The Devil’s Nightmare [Belgium: La plus longue nuit du diable] (1971) starring Erika Blanc, Jean Servais, Jacques Monseau, and Daniel Emilfork. Directed by Jean Brismée.

A group of tourists, each representing one of the 7 deadly sins, takes refuge from a storm in the Castle of Baron von Rhoneberg (Servais). Little do they know that the Baron’s family had long been cursed to serve the will of the Devil. They have been commanded to turn over their first-born daughter to Lucifer for use as a Succubus. Von Rhoneberg thinks he has escaped the curse by killing his daughter when she was a newborn, but it seems his brother had fathered a daughter (Erica Blanc) with the maid. Soon the tourists begin to meet their end at the hands of the Succubus, and the Devil (Daniel Emilfork) is so confident in his victory, he comes personally to claim the soul of the last living tourist, Father Alvin (Monseau).

The Bugg Picture

The Devil’s Nightmare is the first and only feature film from Belgian director Jean Brismée, and it was a co production between a Belgian production house, Cetelci S.A., and the Italian Delfino Film, which also produced the Mario Bava film Four Times that Night. While his singular feature film is not a work of a great master, it surprises me that Brismée never made another film.
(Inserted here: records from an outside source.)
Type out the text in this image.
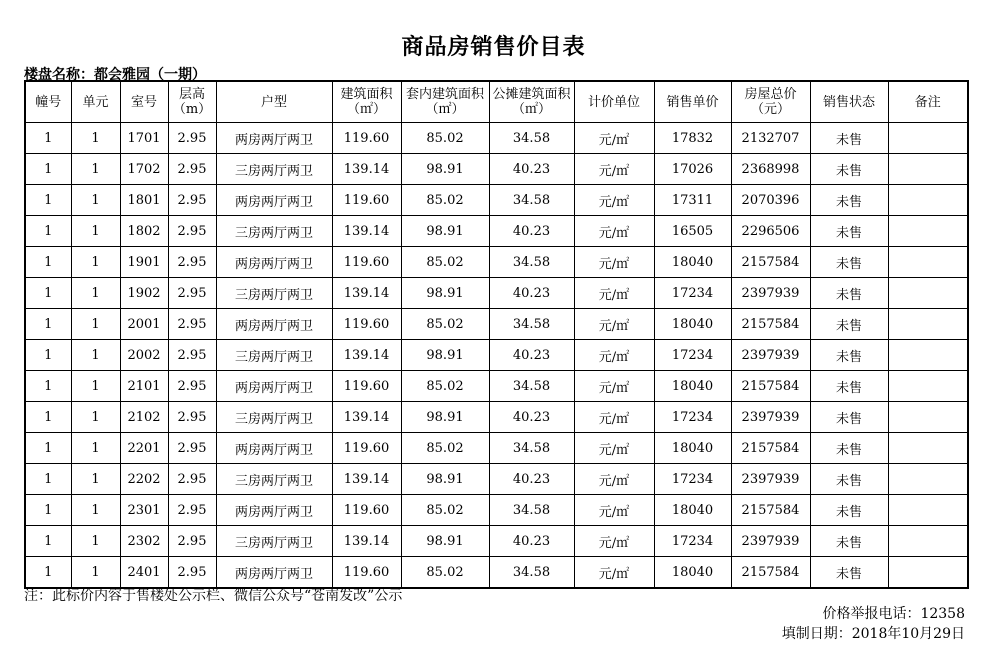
商品房销售价目表
楼盘名称：都会雅园（一期）
幢号	单元	室号	层高（m）	户型	建筑面积（㎡）	套内建筑面积（㎡）	公摊建筑面积（㎡）	计价单位	销售单价	房屋总价（元）	销售状态	备注
1	1	1701	2.95	两房两厅两卫	119.60	85.02	34.58	元/㎡	17832	2132707	未售	
1	1	1702	2.95	三房两厅两卫	139.14	98.91	40.23	元/㎡	17026	2368998	未售	
1	1	1801	2.95	两房两厅两卫	119.60	85.02	34.58	元/㎡	17311	2070396	未售	
1	1	1802	2.95	三房两厅两卫	139.14	98.91	40.23	元/㎡	16505	2296506	未售	
1	1	1901	2.95	两房两厅两卫	119.60	85.02	34.58	元/㎡	18040	2157584	未售	
1	1	1902	2.95	三房两厅两卫	139.14	98.91	40.23	元/㎡	17234	2397939	未售	
1	1	2001	2.95	两房两厅两卫	119.60	85.02	34.58	元/㎡	18040	2157584	未售	
1	1	2002	2.95	三房两厅两卫	139.14	98.91	40.23	元/㎡	17234	2397939	未售	
1	1	2101	2.95	两房两厅两卫	119.60	85.02	34.58	元/㎡	18040	2157584	未售	
1	1	2102	2.95	三房两厅两卫	139.14	98.91	40.23	元/㎡	17234	2397939	未售	
1	1	2201	2.95	两房两厅两卫	119.60	85.02	34.58	元/㎡	18040	2157584	未售	
1	1	2202	2.95	三房两厅两卫	139.14	98.91	40.23	元/㎡	17234	2397939	未售	
1	1	2301	2.95	两房两厅两卫	119.60	85.02	34.58	元/㎡	18040	2157584	未售	
1	1	2302	2.95	三房两厅两卫	139.14	98.91	40.23	元/㎡	17234	2397939	未售	
1	1	2401	2.95	两房两厅两卫	119.60	85.02	34.58	元/㎡	18040	2157584	未售	
注：此标价内容于售楼处公示栏、微信公众号“苍南发改”公示
价格举报电话：12358
填制日期：2018年10月29日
The Devil’s Nightmare is a competent and entertaining piece of early seventies European sleaze.  

The film gets high marks right off the bat by casting the luscious redhead Erica Blanc as the Succubus. Perhaps better known for starring as Emmanuelle in Io, Emmanuelle, the film that spawned a jillion imitators and sequels. She also appeared in a couple of favorites here at the Lair, The Night Evelyn Came Out of the Grave and Mario Bava’s Kill, Baby, Kill. Looking as lovely as always, Blanc slinks though her scenes in a variety of outfits that would look more at home in a disco than a castle, but even more striking is her transformation when she takes a life. This is the only film that Paul de Fru handled the special effects, as he usually worked either as a camera operator or as cinematographer, and keeping the transformation simple and relying on stage makeup techniques and camera tricks was a wise choice. It beings another layer to Blanc’s performance, and allows this low budget feature to have some visually impressive flair. 
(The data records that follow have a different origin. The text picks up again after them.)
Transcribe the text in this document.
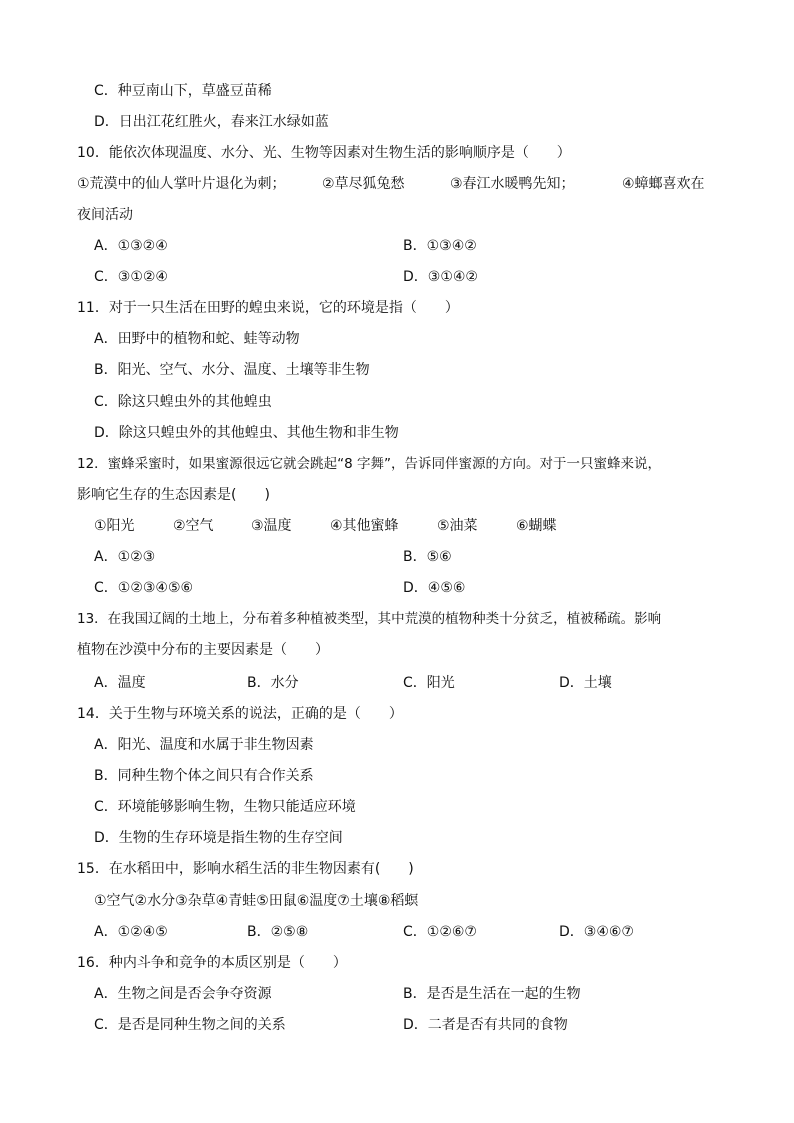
C．种豆南山下，草盛豆苗稀
D．日出江花红胜火，春来江水绿如蓝
10．能依次体现温度、水分、光、生物等因素对生物生活的影响顺序是（　　）
①荒漠中的仙人掌叶片退化为刺；	②草尽狐兔愁	③春江水暖鸭先知；	④蟑螂喜欢在
夜间活动
A．①③②④	B．①③④②
C．③①②④	D．③①④②
11．对于一只生活在田野的蝗虫来说，它的环境是指（　　）
A．田野中的植物和蛇、蛙等动物
B．阳光、空气、水分、温度、土壤等非生物
C．除这只蝗虫外的其他蝗虫
D．除这只蝗虫外的其他蝗虫、其他生物和非生物
12．蜜蜂采蜜时，如果蜜源很远它就会跳起“8 字舞”，告诉同伴蜜源的方向。对于一只蜜蜂来说，
影响它生存的生态因素是(　　)
①阳光	②空气	③温度	④其他蜜蜂	⑤油菜	⑥蝴蝶
A．①②③	B．⑤⑥
C．①②③④⑤⑥	D．④⑤⑥
13．在我国辽阔的土地上，分布着多种植被类型，其中荒漠的植物种类十分贫乏，植被稀疏。影响
植物在沙漠中分布的主要因素是（　　）
A．温度	B．水分	C．阳光	D．土壤
14．关于生物与环境关系的说法，正确的是（　　）
A．阳光、温度和水属于非生物因素
B．同种生物个体之间只有合作关系
C．环境能够影响生物，生物只能适应环境
D．生物的生存环境是指生物的生存空间
15．在水稻田中，影响水稻生活的非生物因素有(　　)
①空气②水分③杂草④青蛙⑤田鼠⑥温度⑦土壤⑧稻螟
A．①②④⑤	B．②⑤⑧	C．①②⑥⑦	D．③④⑥⑦
16．种内斗争和竞争的本质区别是（　　）
A．生物之间是否会争夺资源	B．是否是生活在一起的生物
C．是否是同种生物之间的关系	D．二者是否有共同的食物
While each of the characters is given their moment to shine, and since I watched this with Ms. Directed, we had a fine time trying to peg each person with their sin early on. The two characters I most enjoyed were the gluttonous tour guide Ducha (Christian Maillet) and the slothful and cranky Mr. Mason (Lucian Raimbourg). Each of the sinners is given a death scene, and many of them fit their crime such as when the glutton chokes to death and a greedy lady drowns in gold. There are several that don’t really match up, and I do wish that they had been but more pointed. This would have been a major improvement to the film. One of the biggest blunders the film makes is that our hero, Father Alvin (Monseau) is rather dull and uninteresting. Thankfully, he shares many of his scenes with Ms. Blanc, and that makes his character much more tolerable. I would also have very much enjoyed more scenes with the Baron’s butler. I really enjoyed his calm creepiness as he described all the ghastly goings which had previously befallen the house. 

This is The Devil’s Nightmare after all. Therefore, I do want to take a few moments to talk about Old Scratch here. Daniel Emilfork is one strange looking dude, and his slight form and leering gaze bring his devil to life quite elegantly. This is not the brute devil, but I think more inspired by Ekerot’s Death in Bergman’s The Seventh Seal. It is a brief performance, but one which definitely was an inspired and daring choice. 

While The Devil’s Nightmare will never go down in the annals of history as an incredible film, it is a highly entertaining way to spend 95 minutes. This film is available on many low priced box sets, and for anyone with Netflix, it is currently part of their “Watch It Now” movies on demand. It never reaches beyond the average, but I would have liked to see where Jean Brismée might have taken his next feature. 

Bugg Rating



  1. never heard of this film, but you have given me reason to keep an eye out for it. Great review!

  2. I enjoyed this one too....more than I thought I would. A very fun flick.

    Quiet Riot? Can't wait to see what you have in store for next week.

  3. Spot on review. I saw it on one of those tv channels that show public domain films and scratchy old prints of stuff.

    I did buy a copy later but its so far down the to be re watched pile that I fear it will not get played.